Генерал наконец обратился к нему.
-- Позвольте вас спросить, к чему вы мне это все говорите на улице, голословно? -- спросил он.
-- К тому же!.. -- отвечал Бакланов и не знал, как докончить.
-- Если вы встретили какое-нибудь злоупотребление по службе, -- продолжал генерал пунктуально: -- не угодно ли вам отнестись ко мне бумагой.
-- Я отнесусь и бумагой, -- отвечал Бакланов.
-- Сделайте одолжение! -- отвечал генерал и повернул в первый попавшийся переулок.
"Что это так их всех против шерсти гладит?" -- подумал Бакланов, и вечером, когда он приехал в клуб, Никтополионов встретил его первым словом:
-- Что вы, батенька, тут творите?
-- Да что, сражаюсь, бьюсь! -- отвечал Бакланов, самодовольно садясь.

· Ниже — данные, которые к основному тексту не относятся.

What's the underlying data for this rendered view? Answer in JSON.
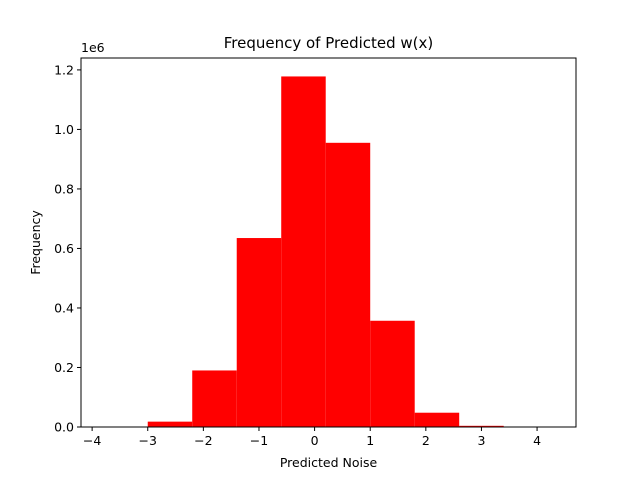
{
  "chart_data": {
    "type": "bar",
    "title": "Frequency of Predicted w(x)",
    "xlabel": "Predicted Noise",
    "ylabel": "Frequency",
    "y_offset_label": "1e6",
    "bar_color": "#ff0000",
    "bins": [
      {
        "x0": -3.8,
        "x1": -3.0,
        "value": 1000
      },
      {
        "x0": -3.0,
        "x1": -2.2,
        "value": 18000
      },
      {
        "x0": -2.2,
        "x1": -1.4,
        "value": 190000
      },
      {
        "x0": -1.4,
        "x1": -0.6,
        "value": 635000
      },
      {
        "x0": -0.6,
        "x1": 0.2,
        "value": 1178000
      },
      {
        "x0": 0.2,
        "x1": 1.0,
        "value": 955000
      },
      {
        "x0": 1.0,
        "x1": 1.8,
        "value": 357000
      },
      {
        "x0": 1.8,
        "x1": 2.6,
        "value": 48000
      },
      {
        "x0": 2.6,
        "x1": 3.4,
        "value": 4000
      },
      {
        "x0": 3.4,
        "x1": 4.2,
        "value": 200
      }
    ],
    "xlim": [
      -4.2,
      4.7
    ],
    "ylim": [
      0,
      1240000
    ],
    "x_ticks": [
      -4,
      -3,
      -2,
      -1,
      0,
      1,
      2,
      3,
      4
    ],
    "x_tick_labels": [
      "−4",
      "−3",
      "−2",
      "−1",
      "0",
      "1",
      "2",
      "3",
      "4"
    ],
    "y_ticks": [
      0,
      200000,
      400000,
      600000,
      800000,
      1000000,
      1200000
    ],
    "y_tick_labels": [
      "0.0",
      "0.2",
      "0.4",
      "0.6",
      "0.8",
      "1.0",
      "1.2"
    ],
    "grid": false,
    "legend": "none"
  }
}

-- Хорошенько их! -- воскликнул одобрительно Никтополионов; а потом, наклонившись к нему, на ухо прибавил: -- в Петербург-то главное, напишите; этого они очень не любят: и к своему-то, и к внутренних дел вальните...
-- Напишу все, -- говорил Бакланов громко, без всякой осторожности.
Несколько армян, несколько греков, а больше всего Эммануилов Захарычей, так и навострили уши.
Никтополионов продолжал шопотом:
-- Человека-то, которого подозреваете, в целовальниках, в кабаках поищите!..
Бакланов кивал ему, в знак согласия, головой.
-- Возьмите арестанта, да поезжайте с ним, здесь и в уездах, по кабакам, -- не признает ли кого.
-- Непременно! -- восклицал Бакланов.
верховой скакал к Иосифу Яковлевичу, который был у Иродиады. На той же самой лошади Иосиф Яковлевич скакал домой и тотчас же поскакал в уезд на почтовых. В ту же ночь, тоже на почтовых, из деревни Шумли неизвестный человек был отправлен сначала в степь, а потом и на Куру.